The topics of schools has surfaced. My mother is an aid of a first grade class at Shenendehowa this year and she watches a seven year old every other Saturday. The seven year old attends St. Clements in Saratoga and is also in first grade. My parents have always had the high hopes of Zoë attending St. Clements. I was never against the idea...maybe it was because I went to St. Mary's and I turned out OK (you can stop laughing now!). Classrooms are small and for the most part it's the same kids every year...and I do mean EVERY year. Uniforms can be a blessing in disguise. There is no choice in what to wear to school in the morning and everyone has to wear the same thing. I already have fashion diva on my hands. Yet, the most important issue is where is she going to get the better education. With my mother silently working the background and able to experience what both schools are teaching to first grades, it has been revealed that private schools just don't make the cut. Sister Roberta had us reading in kindergarten and now private schools are behind the public schools with reading. Although, I personally have my own bone to pick with how schools are teaching kids how to read. How can you just teach children to read by how the word looks? What happened to learning the different vowel sounds and words....the "old school" way? Our generation used to love to read and enjoy the challenge more so than having someone read to us. In May, Zoë will move into the three-year old class at St. Paul's and will stay there for the year. The search for when she turns four has begun. Will she just do a morning/afternoon Pre-K? How about a full day at Waldorf's Kindergarten? Or just start Kindergarten all-in-one? Either way I don't see a private school in her future....but homeschooling is a good possibility!
Devon has been on my mind lately. It's amazing how someone so little can bring out a fire inside of your soul, but when you are dealing with loss and heartache can make you so cold. I have found myself not caring, climbing-over people to get to where I need to be, and lashing out. Tired of being lied to. Sick of being burnt. Did it get me anywhere? No. Devon taught me a lesson that I have to remind myself everyday: When I think I have something to complain about, think about the pain he suffered everyday. Four hundred seizures is no small feat...and I would do every second over in a heartbeat.

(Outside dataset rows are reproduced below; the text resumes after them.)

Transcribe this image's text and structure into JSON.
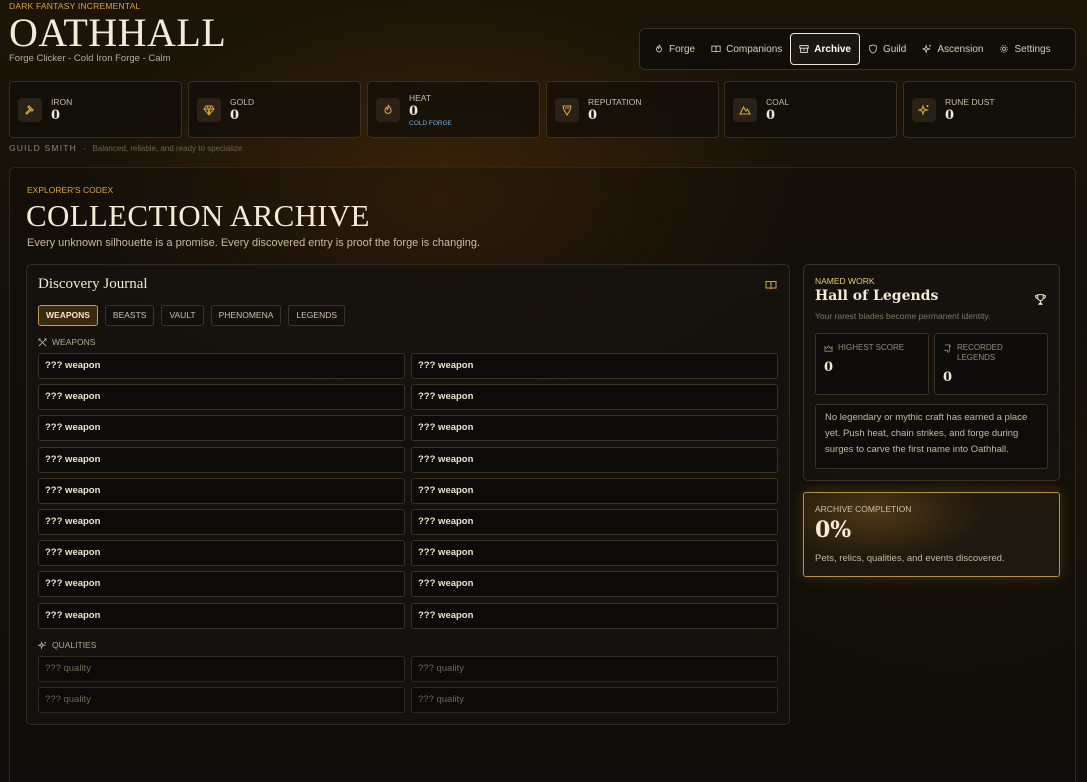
{
  "brand": {
    "tag": "Dark Fantasy Incremental",
    "title": "OATHHALL",
    "subtitle": "Forge Clicker - Cold Iron Forge - Calm"
  },
  "nav": [
    {
      "label": "Forge",
      "icon": "flame-icon",
      "active": false
    },
    {
      "label": "Companions",
      "icon": "book-icon",
      "active": false
    },
    {
      "label": "Archive",
      "icon": "archive-icon",
      "active": true
    },
    {
      "label": "Guild",
      "icon": "shield-icon",
      "active": false
    },
    {
      "label": "Ascension",
      "icon": "sparkles-icon",
      "active": false
    },
    {
      "label": "Settings",
      "icon": "gear-icon",
      "active": false
    }
  ],
  "resources": [
    {
      "label": "Iron",
      "value": "0",
      "icon": "hammer-icon",
      "note": ""
    },
    {
      "label": "Gold",
      "value": "0",
      "icon": "gem-icon",
      "note": ""
    },
    {
      "label": "Heat",
      "value": "0",
      "icon": "flame-icon",
      "note": "Cold Forge"
    },
    {
      "label": "Reputation",
      "value": "0",
      "icon": "badge-icon",
      "note": ""
    },
    {
      "label": "Coal",
      "value": "0",
      "icon": "mountain-icon",
      "note": ""
    },
    {
      "label": "Rune Dust",
      "value": "0",
      "icon": "sparkles-icon",
      "note": ""
    }
  ],
  "smith": {
    "title": "GUILD SMITH",
    "sep": "-",
    "desc": "Balanced, reliable, and ready to specialize."
  },
  "codex": {
    "tag": "Explorer's Codex",
    "title": "COLLECTION ARCHIVE",
    "subtitle": "Every unknown silhouette is a promise. Every discovered entry is proof the forge is changing."
  },
  "journal": {
    "title": "Discovery Journal",
    "tabs": [
      {
        "label": "Weapons",
        "active": true
      },
      {
        "label": "Beasts",
        "active": false
      },
      {
        "label": "Vault",
        "active": false
      },
      {
        "label": "Phenomena",
        "active": false
      },
      {
        "label": "Legends",
        "active": false
      }
    ],
    "weapons_heading": "Weapons",
    "weapons": [
      "??? weapon",
      "??? weapon",
      "??? weapon",
      "??? weapon",
      "??? weapon",
      "??? weapon",
      "??? weapon",
      "??? weapon",
      "??? weapon",
      "??? weapon",
      "??? weapon",
      "??? weapon",
      "??? weapon",
      "??? weapon",
      "??? weapon",
      "??? weapon",
      "??? weapon",
      "??? weapon"
    ],
    "qualities_heading": "Qualities",
    "qualities": [
      "??? quality",
      "??? quality",
      "??? quality",
      "??? quality"
    ]
  },
  "hall": {
    "tag": "Named Work",
    "title": "Hall of Legends",
    "subtitle": "Your rarest blades become permanent identity.",
    "highest_label": "Highest Score",
    "highest_value": "0",
    "recorded_label": "Recorded Legends",
    "recorded_value": "0",
    "note": "No legendary or mythic craft has earned a place yet. Push heat, chain strikes, and forge during surges to carve the first name into Oathhall."
  },
  "completion": {
    "tag": "Archive Completion",
    "value": "0%",
    "subtitle": "Pets, relics, qualities, and events discovered."
  },
  "colors": {
    "accent": "#d9a441",
    "info": "#6fb1e4"
  }
}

Silence. I hate being ignored. I don't mind reaching voicemail and leaving messages. Text messages are fine (even though you lose the personal touch). The lack of common courtesy to respond is enough to drive me batty. Of course, I always try to see the good in people and give them the benefit of the doubt. "Oh they are very busy with school." "I'm just trying at a bad time." Four months later... I know I'm not the most punctual person in the world, but I try my hardest to be timely.